O gladíolo, originário da África do Sul, tem uma grande variedade de cores, incluindo o amarelo, o vermelho, o roxo e o azul. É uma planta herbácea perene com uma altura de 60 a 150 cm. O seu caule é robusto e ereto e as suas folhas são duras e em forma de espada.
O período de floração do gladíolo é o verão e o outono. É uma das "Quatro Grandes Flores de Corte", juntamente com a rosa, o Nerium oleander e o cravo. O Gladíolo é muito sensível ao fluoreto de hidrogénio e pode ser utilizado para detetar a poluição. É também utilizado como flor de corte e como planta em vaso para visionamento.
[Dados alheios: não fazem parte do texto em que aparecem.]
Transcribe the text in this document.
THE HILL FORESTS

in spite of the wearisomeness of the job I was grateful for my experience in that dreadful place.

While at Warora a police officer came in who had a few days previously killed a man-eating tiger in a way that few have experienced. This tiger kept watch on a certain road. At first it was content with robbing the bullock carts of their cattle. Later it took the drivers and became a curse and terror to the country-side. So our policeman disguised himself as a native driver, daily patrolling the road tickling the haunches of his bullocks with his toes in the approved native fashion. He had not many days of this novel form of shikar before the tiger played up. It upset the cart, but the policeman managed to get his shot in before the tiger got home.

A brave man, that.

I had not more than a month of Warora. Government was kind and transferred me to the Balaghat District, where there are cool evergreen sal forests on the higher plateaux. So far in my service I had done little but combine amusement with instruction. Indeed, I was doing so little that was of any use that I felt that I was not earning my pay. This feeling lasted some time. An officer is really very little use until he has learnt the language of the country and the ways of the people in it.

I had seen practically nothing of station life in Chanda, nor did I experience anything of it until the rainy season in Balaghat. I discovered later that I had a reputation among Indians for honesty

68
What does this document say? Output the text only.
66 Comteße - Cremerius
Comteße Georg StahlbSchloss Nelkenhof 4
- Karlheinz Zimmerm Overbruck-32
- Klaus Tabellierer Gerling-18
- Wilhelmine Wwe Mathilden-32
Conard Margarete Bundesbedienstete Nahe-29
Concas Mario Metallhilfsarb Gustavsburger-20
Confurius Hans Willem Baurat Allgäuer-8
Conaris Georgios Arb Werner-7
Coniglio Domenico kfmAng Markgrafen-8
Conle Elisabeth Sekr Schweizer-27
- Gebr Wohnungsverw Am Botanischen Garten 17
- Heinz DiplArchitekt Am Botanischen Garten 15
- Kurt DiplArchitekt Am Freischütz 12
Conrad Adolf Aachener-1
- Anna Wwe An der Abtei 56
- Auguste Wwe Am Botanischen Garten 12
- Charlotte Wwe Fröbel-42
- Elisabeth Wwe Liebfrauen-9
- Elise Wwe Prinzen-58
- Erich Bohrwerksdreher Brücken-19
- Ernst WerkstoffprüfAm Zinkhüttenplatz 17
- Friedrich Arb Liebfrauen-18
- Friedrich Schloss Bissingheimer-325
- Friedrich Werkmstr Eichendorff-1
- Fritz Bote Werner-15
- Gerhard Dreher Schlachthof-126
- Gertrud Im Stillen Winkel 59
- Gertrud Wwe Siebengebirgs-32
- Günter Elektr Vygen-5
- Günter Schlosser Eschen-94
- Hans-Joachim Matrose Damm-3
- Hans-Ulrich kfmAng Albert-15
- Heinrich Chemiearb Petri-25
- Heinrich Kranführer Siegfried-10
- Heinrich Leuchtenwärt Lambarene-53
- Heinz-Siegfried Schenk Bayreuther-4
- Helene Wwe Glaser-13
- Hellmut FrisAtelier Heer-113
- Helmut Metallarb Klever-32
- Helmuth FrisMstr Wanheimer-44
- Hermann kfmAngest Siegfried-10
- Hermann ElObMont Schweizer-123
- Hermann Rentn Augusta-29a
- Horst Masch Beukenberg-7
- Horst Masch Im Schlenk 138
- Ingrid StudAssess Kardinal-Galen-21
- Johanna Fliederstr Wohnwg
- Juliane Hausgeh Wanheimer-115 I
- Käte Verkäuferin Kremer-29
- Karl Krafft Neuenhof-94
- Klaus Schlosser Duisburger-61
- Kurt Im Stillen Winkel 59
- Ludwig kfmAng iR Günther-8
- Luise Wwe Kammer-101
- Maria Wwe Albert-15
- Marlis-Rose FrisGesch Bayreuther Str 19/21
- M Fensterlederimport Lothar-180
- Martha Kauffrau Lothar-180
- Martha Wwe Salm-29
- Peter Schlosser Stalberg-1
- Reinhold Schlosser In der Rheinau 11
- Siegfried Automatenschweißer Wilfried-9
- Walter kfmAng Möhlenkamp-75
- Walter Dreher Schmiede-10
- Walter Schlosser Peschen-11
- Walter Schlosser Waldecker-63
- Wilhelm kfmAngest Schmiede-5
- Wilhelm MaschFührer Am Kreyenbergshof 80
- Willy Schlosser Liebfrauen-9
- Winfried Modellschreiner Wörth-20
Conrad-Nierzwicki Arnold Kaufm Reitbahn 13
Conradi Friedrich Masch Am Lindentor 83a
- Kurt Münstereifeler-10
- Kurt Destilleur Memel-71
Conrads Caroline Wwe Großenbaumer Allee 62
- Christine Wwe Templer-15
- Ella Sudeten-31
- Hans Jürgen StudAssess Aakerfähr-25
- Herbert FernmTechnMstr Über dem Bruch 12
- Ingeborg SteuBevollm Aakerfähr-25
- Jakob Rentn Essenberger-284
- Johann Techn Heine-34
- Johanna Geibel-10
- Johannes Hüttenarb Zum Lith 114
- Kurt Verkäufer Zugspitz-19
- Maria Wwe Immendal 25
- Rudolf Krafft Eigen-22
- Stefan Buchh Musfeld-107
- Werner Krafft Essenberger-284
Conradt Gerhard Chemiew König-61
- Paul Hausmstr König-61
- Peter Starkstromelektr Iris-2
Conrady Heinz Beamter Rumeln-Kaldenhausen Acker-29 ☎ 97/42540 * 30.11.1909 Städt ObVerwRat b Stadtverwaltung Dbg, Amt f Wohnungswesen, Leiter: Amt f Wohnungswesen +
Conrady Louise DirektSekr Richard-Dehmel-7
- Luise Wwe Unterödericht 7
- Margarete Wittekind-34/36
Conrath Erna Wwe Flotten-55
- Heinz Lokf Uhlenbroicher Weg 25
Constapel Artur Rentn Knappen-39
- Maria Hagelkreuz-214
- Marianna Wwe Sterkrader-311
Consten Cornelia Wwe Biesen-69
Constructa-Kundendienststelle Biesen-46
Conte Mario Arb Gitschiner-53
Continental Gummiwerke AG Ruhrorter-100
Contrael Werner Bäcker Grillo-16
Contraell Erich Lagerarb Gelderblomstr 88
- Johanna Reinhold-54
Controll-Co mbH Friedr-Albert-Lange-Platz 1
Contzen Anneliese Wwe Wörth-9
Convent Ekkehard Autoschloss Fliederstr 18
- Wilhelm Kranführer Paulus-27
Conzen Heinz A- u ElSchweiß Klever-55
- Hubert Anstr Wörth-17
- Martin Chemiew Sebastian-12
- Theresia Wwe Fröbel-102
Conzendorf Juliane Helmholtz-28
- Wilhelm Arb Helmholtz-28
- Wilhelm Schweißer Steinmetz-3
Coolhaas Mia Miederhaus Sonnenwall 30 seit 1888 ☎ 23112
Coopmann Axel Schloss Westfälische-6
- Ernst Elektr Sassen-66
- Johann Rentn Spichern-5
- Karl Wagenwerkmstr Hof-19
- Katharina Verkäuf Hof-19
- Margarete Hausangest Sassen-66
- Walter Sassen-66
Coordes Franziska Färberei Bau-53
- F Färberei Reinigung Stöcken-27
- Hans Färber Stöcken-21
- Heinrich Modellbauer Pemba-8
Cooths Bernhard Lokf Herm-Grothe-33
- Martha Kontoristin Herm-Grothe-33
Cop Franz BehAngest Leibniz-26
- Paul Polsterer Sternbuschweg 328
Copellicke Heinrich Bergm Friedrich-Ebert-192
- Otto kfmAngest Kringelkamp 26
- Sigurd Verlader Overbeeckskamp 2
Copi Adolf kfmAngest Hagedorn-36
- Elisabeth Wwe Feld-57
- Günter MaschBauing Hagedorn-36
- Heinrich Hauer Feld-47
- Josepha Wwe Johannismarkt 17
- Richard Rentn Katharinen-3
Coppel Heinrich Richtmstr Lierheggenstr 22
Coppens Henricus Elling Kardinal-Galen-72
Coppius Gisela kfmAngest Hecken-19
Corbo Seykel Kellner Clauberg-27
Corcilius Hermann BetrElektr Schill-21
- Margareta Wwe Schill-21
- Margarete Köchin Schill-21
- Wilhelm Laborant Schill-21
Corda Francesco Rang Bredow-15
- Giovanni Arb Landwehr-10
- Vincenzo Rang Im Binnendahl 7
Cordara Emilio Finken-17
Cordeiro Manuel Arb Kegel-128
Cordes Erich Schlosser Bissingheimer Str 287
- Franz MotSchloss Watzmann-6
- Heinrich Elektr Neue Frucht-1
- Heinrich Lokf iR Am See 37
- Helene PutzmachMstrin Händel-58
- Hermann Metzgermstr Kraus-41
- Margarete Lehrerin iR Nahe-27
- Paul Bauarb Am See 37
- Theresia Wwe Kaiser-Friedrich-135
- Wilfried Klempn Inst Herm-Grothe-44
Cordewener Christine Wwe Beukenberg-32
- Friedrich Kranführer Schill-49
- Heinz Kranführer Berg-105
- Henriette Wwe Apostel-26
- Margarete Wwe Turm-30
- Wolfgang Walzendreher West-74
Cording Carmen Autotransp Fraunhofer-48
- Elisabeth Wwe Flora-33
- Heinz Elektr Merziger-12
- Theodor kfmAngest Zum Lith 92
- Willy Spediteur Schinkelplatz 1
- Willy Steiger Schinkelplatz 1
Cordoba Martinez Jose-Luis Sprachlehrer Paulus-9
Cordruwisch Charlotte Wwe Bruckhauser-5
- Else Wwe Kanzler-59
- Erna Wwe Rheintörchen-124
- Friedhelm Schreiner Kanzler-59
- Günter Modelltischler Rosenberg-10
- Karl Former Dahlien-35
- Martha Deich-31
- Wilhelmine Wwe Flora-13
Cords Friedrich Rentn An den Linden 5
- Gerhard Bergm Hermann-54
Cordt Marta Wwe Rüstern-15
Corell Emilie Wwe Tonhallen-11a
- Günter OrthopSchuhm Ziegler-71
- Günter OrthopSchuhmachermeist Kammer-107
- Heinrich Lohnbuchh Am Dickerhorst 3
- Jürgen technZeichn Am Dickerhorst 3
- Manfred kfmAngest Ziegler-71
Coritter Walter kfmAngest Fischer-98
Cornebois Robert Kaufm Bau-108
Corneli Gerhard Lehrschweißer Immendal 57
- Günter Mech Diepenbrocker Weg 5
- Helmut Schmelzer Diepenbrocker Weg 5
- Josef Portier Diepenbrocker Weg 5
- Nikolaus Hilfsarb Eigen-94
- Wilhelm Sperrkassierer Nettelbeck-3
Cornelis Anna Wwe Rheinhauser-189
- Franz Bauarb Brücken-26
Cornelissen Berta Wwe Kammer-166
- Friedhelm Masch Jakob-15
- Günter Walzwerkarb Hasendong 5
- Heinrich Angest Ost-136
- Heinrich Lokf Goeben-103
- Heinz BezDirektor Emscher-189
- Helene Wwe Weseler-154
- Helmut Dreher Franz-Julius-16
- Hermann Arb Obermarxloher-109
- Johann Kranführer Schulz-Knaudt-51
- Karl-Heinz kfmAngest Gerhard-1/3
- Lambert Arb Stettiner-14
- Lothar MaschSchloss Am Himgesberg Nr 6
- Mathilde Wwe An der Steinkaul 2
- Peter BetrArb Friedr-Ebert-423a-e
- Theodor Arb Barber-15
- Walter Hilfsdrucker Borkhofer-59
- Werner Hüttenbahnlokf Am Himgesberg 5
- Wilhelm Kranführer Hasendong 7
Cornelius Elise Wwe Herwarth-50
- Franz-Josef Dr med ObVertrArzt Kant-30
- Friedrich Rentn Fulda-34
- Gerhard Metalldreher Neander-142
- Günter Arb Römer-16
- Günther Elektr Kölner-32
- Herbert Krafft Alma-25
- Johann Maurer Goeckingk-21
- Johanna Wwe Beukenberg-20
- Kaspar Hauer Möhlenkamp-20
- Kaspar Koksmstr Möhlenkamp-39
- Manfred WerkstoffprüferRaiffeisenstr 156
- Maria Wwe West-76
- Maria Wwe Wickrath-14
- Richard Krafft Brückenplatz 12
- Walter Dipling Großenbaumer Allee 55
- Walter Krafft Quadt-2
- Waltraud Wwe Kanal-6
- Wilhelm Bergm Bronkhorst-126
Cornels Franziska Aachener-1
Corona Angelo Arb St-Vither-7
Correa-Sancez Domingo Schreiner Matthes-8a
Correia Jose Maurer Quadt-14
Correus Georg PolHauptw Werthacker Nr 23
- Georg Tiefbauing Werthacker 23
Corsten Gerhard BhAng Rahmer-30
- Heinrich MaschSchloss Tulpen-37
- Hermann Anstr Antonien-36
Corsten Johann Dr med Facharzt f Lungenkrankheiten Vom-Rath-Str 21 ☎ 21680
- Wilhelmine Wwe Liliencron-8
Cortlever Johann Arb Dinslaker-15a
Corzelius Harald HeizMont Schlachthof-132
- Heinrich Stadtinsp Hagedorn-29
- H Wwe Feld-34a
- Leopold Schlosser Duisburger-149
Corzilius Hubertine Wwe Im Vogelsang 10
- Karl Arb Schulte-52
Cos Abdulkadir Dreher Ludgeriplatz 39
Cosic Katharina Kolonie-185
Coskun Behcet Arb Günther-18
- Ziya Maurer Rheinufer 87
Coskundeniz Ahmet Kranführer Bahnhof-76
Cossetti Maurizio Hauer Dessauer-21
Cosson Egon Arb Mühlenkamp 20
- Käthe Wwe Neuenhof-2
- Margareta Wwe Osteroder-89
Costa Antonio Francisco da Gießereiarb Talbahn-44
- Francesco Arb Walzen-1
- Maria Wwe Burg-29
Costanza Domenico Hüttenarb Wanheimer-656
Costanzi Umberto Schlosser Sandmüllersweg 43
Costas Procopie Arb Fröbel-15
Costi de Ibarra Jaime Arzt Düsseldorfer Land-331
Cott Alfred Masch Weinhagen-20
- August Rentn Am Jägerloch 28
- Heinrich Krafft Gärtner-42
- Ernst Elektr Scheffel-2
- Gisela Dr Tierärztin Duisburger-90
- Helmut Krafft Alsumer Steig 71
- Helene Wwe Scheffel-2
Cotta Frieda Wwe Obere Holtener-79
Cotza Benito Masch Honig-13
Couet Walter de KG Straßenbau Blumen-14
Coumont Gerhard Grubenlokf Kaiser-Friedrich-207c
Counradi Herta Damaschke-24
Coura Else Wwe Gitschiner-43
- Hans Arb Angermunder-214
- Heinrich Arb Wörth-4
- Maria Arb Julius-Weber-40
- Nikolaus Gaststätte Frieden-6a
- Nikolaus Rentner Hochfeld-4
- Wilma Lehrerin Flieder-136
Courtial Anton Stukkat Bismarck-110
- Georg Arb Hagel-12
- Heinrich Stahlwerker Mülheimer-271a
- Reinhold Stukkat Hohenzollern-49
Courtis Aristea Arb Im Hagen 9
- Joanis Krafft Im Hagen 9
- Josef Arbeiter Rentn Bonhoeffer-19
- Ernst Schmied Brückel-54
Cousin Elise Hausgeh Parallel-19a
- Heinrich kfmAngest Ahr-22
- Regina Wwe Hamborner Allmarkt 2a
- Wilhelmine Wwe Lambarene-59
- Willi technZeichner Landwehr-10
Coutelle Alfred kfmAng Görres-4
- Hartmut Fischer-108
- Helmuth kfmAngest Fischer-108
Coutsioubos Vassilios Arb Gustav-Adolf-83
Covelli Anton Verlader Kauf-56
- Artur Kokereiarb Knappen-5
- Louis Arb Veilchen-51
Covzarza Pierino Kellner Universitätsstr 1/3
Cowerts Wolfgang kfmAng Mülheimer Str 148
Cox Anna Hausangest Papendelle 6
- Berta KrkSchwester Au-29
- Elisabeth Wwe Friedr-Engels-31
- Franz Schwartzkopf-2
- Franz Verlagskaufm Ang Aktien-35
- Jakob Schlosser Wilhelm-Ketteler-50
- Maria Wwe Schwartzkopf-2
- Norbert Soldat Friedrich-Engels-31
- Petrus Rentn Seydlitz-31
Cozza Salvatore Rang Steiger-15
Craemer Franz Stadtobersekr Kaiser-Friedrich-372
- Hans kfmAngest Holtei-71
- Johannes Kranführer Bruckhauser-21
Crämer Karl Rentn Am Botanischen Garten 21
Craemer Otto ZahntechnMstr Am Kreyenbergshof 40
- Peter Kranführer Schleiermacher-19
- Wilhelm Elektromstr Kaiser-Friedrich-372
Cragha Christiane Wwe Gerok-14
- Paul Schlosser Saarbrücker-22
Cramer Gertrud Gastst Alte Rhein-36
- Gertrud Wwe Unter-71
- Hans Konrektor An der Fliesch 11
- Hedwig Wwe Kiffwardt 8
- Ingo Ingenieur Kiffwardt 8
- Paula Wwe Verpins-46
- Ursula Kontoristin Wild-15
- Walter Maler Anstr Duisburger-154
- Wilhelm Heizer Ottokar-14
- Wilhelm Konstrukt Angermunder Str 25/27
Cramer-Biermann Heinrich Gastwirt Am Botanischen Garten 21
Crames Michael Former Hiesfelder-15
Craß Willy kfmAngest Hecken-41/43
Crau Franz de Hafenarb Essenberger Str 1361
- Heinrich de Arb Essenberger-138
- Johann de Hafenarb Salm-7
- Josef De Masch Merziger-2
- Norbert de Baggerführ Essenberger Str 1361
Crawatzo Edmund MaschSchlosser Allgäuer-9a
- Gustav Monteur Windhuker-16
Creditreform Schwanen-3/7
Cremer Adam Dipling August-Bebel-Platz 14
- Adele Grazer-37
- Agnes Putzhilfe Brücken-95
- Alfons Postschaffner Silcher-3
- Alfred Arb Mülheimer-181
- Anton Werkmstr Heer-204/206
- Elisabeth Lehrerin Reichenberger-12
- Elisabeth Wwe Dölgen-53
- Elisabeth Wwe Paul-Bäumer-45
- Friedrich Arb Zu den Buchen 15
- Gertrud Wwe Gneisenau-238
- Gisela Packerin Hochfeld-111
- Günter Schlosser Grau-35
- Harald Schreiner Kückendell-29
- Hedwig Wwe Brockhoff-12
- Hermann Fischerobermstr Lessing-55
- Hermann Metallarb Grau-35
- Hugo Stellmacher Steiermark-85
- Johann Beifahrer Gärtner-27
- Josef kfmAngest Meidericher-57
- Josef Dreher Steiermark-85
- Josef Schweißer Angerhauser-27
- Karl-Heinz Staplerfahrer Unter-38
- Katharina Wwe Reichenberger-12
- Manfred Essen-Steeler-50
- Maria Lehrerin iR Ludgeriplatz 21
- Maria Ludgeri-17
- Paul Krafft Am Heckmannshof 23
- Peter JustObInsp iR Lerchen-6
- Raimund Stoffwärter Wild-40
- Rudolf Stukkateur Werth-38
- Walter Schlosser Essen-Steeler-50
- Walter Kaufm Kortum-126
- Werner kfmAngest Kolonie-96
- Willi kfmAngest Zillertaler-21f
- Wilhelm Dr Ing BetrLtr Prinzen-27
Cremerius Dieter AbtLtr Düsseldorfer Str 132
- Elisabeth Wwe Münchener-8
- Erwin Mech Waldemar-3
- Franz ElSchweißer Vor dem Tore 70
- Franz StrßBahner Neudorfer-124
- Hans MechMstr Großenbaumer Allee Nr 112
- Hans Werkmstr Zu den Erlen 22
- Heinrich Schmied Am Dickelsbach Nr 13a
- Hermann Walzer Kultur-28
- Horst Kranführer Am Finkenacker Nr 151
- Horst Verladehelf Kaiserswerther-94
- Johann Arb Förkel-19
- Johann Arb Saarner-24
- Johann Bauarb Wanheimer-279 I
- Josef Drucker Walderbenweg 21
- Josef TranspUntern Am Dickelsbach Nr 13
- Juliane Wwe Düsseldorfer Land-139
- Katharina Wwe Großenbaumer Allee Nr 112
O Cymbidium é uma variedade bem conhecida entre as orquídeas. É uma planta herbácea terrestre da família das orquídeas e é uma das orquídeas cultivadas há mais tempo e mais populares no nosso país. A Cymbidium é geralmente verde-amarelada com ligeiras manchas e veias vermelho-púrpura profundas. Tem uma fragrância forte, com várias flores numa haste, geralmente 6 a 15.
A Cymbidium goeringii, também conhecida como a "Orquídea de Boas Festas de Ano Novo", é originária da China, Myanmar e Vietname. As suas folhas são em forma de espada, verde-escuras e brilhantes. O caule da flor ergue-se frequentemente acima das folhas, atingindo até 100 cm, com um máximo de 17 flores. As brácteas da flor são pequenas, com um nectário na base, e as sépalas são lanceoladas, castanhas claras.
O período de floração de Cymbidium goeringii é de janeiro a março de cada ano. Encontra-se frequentemente nas margens das florestas de montanha e é também comum em florestas de folhas largas de folha perene ou em vegetação rasteira de florestas mistas.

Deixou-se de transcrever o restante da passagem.